Methods: Eligible pts were aged ≥18 years and had adequate hematologic function, ≥1 bi-dimensionally measurable lesion, an ECOG performance status (PS) of ≤2 and an International Prognostic Index (IPI) score of ≥2 (high, high-intermediate or low-intermediate risk). Low-risk pts with an IPI score of 1 (but not due to age alone) or with an IPI score of 0 with bulky disease (one lesion ≥7.5cm) were also eligible. Pts were randomized 1:1 to receive 8 (21-day) cycles of G (1000mg i.v. on Days [D] 1, 8, and 15, Cycle [C] 1 and D1, C2–8) or R (375mg/m2i.v. on D1, C1–8) in combination with 6 or 8 cycles of CHOP (number of cycles preplanned in advance for all pts at each site). Preplanned radiotherapy was allowed for bulky or extranodal disease. The primary endpoint was investigator (INV)-assessed progression-free survival (PFS); for the target hazard ratio (HR) of 0.75, the 3-year PFS was expected to improve from 60% to 68%. Secondary endpoints included: PFS assessed by Independent Review Committee (IRC); overall survival (OS); complete response (CR) and overall response rate (ORR) with or without PET (assessed by INV or IRC according to modified Cheson 2007 criteria); and safety. 
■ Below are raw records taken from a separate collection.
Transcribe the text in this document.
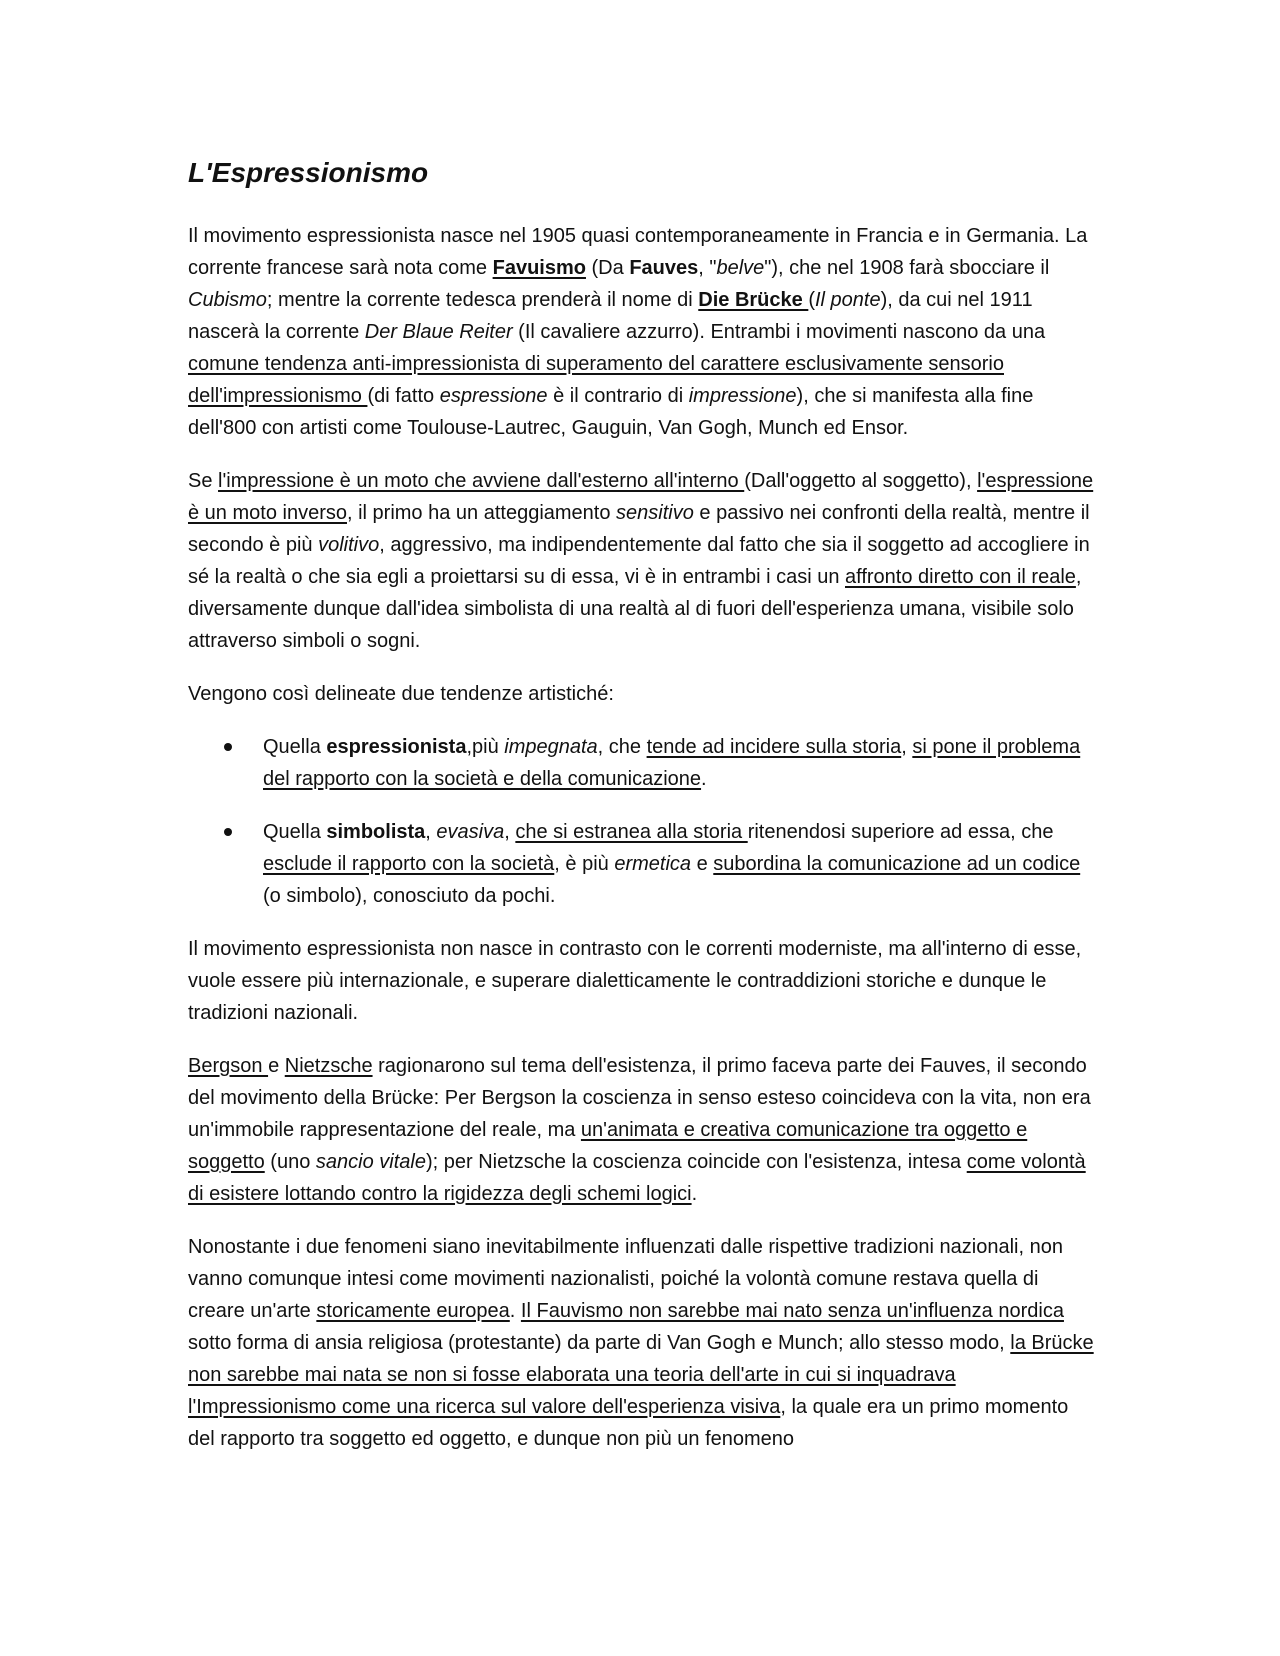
L'Espressionismo

Il movimento espressionista nasce nel 1905 quasi contemporaneamente in Francia e in Germania. La corrente francese sarà nota come Favuismo (Da Fauves, "belve"), che nel 1908 farà sbocciare il Cubismo; mentre la corrente tedesca prenderà il nome di Die Brücke (Il ponte), da cui nel 1911 nascerà la corrente Der Blaue Reiter (Il cavaliere azzurro). Entrambi i movimenti nascono da una comune tendenza anti-impressionista di superamento del carattere esclusivamente sensorio dell'impressionismo (di fatto espressione è il contrario di impressione), che si manifesta alla fine dell'800 con artisti come Toulouse-Lautrec, Gauguin, Van Gogh, Munch ed Ensor.

Se l'impressione è un moto che avviene dall'esterno all'interno (Dall'oggetto al soggetto), l'espressione è un moto inverso, il primo ha un atteggiamento sensitivo e passivo nei confronti della realtà, mentre il secondo è più volitivo, aggressivo, ma indipendentemente dal fatto che sia il soggetto ad accogliere in sé la realtà o che sia egli a proiettarsi su di essa, vi è in entrambi i casi un affronto diretto con il reale, diversamente dunque dall'idea simbolista di una realtà al di fuori dell'esperienza umana, visibile solo attraverso simboli o sogni.

Vengono così delineate due tendenze artistiché:

Quella espressionista,più impegnata, che tende ad incidere sulla storia, si pone il problema del rapporto con la società e della comunicazione.
Quella simbolista, evasiva, che si estranea alla storia ritenendosi superiore ad essa, che esclude il rapporto con la società, è più ermetica e subordina la comunicazione ad un codice (o simbolo), conosciuto da pochi.

Il movimento espressionista non nasce in contrasto con le correnti moderniste, ma all'interno di esse, vuole essere più internazionale, e superare dialetticamente le contraddizioni storiche e dunque le tradizioni nazionali.

Bergson e Nietzsche ragionarono sul tema dell'esistenza, il primo faceva parte dei Fauves, il secondo del movimento della Brücke: Per Bergson la coscienza in senso esteso coincideva con la vita, non era un'immobile rappresentazione del reale, ma un'animata e creativa comunicazione tra oggetto e soggetto (uno sancio vitale); per Nietzsche la coscienza coincide con l'esistenza, intesa come volontà di esistere lottando contro la rigidezza degli schemi logici.

Nonostante i due fenomeni siano inevitabilmente influenzati dalle rispettive tradizioni nazionali, non vanno comunque intesi come movimenti nazionalisti, poiché la volontà comune restava quella di creare un'arte storicamente europea. Il Fauvismo non sarebbe mai nato senza un'influenza nordica sotto forma di ansia religiosa (protestante) da parte di Van Gogh e Munch; allo stesso modo, la Brücke non sarebbe mai nata se non si fosse elaborata una teoria dell'arte in cui si inquadrava l'Impressionismo come una ricerca sul valore dell'esperienza visiva, la quale era un primo momento del rapporto tra soggetto ed oggetto, e dunque non più un fenomeno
Results: 1418 pts were randomized to study treatment: 706 to G-CHOP and 712 to R-CHOP. Baseline characteristics were well balanced between the G-CHOP and R-CHOP arms: mean age, 62.0 years in both arms; ECOG PS ≥2, 12% vs. 14%; IPI score ≥3, 47% vs. 43%; Ann Arbor stage III–IV, 76% in both arms. Cell-of-origin distribution, as assessed by gene-expression profiling (NanoString), was similar in both treatment groups (GCB: 58% [271/471] G-CHOP, 58% [269/462] R-CHOP; ABC: 27% [125/471] G-CHOP, 26% [118/462] R-CHOP; Unclassified: 15.9% [75/471] G-CHOP, 16.2% [75/462] R-CHOP). For the primary endpoint of INV-assessed PFS, there was no significant difference between G-CHOP and R-CHOP (3-year PFS, 69% vs. 66%; stratified HR, 0.92; 95% confidence interval [CI], 0.76, 1.12; p=0.3868; Table). Secondary endpoints, including PFS by IRC, OS, and end-of-treatment ORR/CR rate (with and without PET), were consistent with the primary endpoint, with no clinically meaningful differences observed between the treatment arms (Table). In a prespecified subgroup analysis of INV-assessed PFS, a stratified HR of 0.72 (95% CI, 0.50, 1.01) in favor of G-CHOP over R-CHOP was determined for pts with GCB DLBCL (3-year PFS, 79% vs. 70%). No new safety signals were identified. Grade ≥3 adverse events (AEs; 74% vs. 65%) and serious AEs (43% vs. 38%) were more common in the G-CHOP than in the R-CHOP arm. Grade ≥3 AEs of particular interest that were numerically more common with G-CHOP than R-CHOP included neutropenia (57% vs. 48%), infusion-related reactions (45% vs. 32%), infections (54% vs. 44%), and thrombocytopenia (8% vs. 3%). AEs resulting in withdrawal from treatment (12% [84/704] G-CHOP; 9% [60/703] R-CHOP) and AEs with fatal outcome (6% [41/704] G-CHOP; 4% [30/703] R-CHOP) were slightly more common with G-CHOP. The most common AEs leading to death were pneumonia (5 G-CHOP; 6 R-CHOP) and sepsis/septic shock (7 G-CHOP; 3 R-CHOP). 

Conclusions: The primary endpoint of this study was not met: G-CHOP did not significantly improve INV-assessed PFS compared with R-CHOP in previously untreated pts with DLBCL. No unexpected safety signals were identified. Further investigation of outcomes in subgroups is planned.